Portanto, e para começar, vamos dizer seguinte:
* Uma porta que se abre para dentro e para fora, é
um importa-exporta.
* Tomar tem uma janela famosa e milhares de outras muito
úteis.
* Nas portas dos elevadores não é possível
olhar pelo buraco da fechadura.
* Uma janela com vidro martelado – parte-se.
(o que um homem faz para ganhar a vida!)
Frases
* As portas dos saloon são de vai-e-vem para permitir
a entrada fulgurante dos pistoleiros e a saída, em
voo rasante, dos bêbados.
* Ao fim de quanto tempo se cansa uma porta de correr?
* Robespierre inventou a famosa janela de guilhotina.
* Levou tantas vezes com a porta na cara que, quando tocava
à campainha, virava-se logo de costas.
* Quando uma porta faz “crr” ao abrir-se, diz-se
que se porta mal.
* Se as janelas não tivessem vidros não era
preciso abrir as janelas.
* Costuma dizer-se que quando Deus fecha uma porta, abre
logo uma janela.
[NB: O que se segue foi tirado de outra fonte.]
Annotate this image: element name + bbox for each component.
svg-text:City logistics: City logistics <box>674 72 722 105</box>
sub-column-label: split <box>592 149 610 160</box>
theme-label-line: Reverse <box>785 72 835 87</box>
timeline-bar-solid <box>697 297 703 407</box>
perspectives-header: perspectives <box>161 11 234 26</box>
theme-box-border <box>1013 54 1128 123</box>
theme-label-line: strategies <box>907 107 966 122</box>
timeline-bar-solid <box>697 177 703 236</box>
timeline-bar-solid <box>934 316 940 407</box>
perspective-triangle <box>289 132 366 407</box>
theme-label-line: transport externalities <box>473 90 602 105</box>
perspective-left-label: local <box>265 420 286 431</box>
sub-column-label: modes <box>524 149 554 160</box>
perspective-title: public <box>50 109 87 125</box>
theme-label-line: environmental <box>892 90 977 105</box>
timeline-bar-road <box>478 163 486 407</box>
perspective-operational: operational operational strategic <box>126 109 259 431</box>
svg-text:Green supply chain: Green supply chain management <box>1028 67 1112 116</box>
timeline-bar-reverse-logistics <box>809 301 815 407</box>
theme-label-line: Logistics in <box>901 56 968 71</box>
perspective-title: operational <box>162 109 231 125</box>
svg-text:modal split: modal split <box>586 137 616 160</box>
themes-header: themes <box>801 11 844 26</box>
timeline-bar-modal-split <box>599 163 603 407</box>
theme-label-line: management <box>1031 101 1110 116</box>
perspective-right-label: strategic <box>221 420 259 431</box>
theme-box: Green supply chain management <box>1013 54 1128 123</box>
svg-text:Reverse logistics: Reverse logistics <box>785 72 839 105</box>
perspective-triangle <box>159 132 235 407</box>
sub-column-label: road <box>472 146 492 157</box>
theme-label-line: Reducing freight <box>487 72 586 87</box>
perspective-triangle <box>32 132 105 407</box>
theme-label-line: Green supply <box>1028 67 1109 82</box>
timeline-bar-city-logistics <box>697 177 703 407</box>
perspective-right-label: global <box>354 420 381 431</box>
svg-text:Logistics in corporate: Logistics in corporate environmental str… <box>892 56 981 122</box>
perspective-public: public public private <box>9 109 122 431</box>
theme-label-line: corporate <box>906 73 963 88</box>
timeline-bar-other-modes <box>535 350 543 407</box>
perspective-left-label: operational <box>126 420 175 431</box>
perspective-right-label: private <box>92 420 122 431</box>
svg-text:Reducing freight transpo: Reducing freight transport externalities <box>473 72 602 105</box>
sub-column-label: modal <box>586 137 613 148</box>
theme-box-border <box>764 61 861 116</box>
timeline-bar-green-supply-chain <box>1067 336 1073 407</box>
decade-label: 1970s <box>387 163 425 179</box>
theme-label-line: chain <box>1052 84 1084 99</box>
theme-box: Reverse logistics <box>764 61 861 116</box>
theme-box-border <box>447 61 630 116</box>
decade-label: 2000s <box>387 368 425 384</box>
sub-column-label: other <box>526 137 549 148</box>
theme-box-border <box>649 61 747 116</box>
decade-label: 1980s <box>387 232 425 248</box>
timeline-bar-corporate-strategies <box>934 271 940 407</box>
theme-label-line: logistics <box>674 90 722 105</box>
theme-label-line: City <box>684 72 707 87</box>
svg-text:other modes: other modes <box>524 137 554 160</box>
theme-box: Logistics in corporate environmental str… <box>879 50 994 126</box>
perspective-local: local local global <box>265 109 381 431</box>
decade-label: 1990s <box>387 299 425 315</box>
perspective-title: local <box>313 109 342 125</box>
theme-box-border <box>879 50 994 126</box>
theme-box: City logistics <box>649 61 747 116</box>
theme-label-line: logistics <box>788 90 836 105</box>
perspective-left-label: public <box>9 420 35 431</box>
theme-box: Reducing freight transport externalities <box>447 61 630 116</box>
Será que o Senhor sofre de claustrofobia?
* Se vista é sinónimo de olho, poderá
dizer-se: “desta janela desfruta-se um olho maravilhoso”.
* Podemos assegurar que se Martim Moniz não tivesse
morrido entalado na porta do castelo de S. Jorge, morreria
de outra maneira qualquer.
* As portas, para se abrirem de par em par têm que
se quatro. Se forem só duas, só poderão
abrir-se de ímpar em ímpar.
* Quando as portas de céu se abrem não é
possível que caia, de vez em quando, algum anjinho?
* E quando estiver às portas da morte, não
bata – pode ser que ninguém dê por si...
A solteirona
A solteirona decidiu pôr-se à janela, a ver
se arranjava marido.
Convencional e sem imaginação, decidiu utilizar
o velho truque: sempre que passava um rapaz que lhe agradava
– e eram quase todos – deixava cair um lenço,
na esperança de que ele o apanhasse. O resto viria
depois.
E como passaram muitos rapazes que lhe interessavam, deixou
cair muitos lenços. Todos os lenços que possuía.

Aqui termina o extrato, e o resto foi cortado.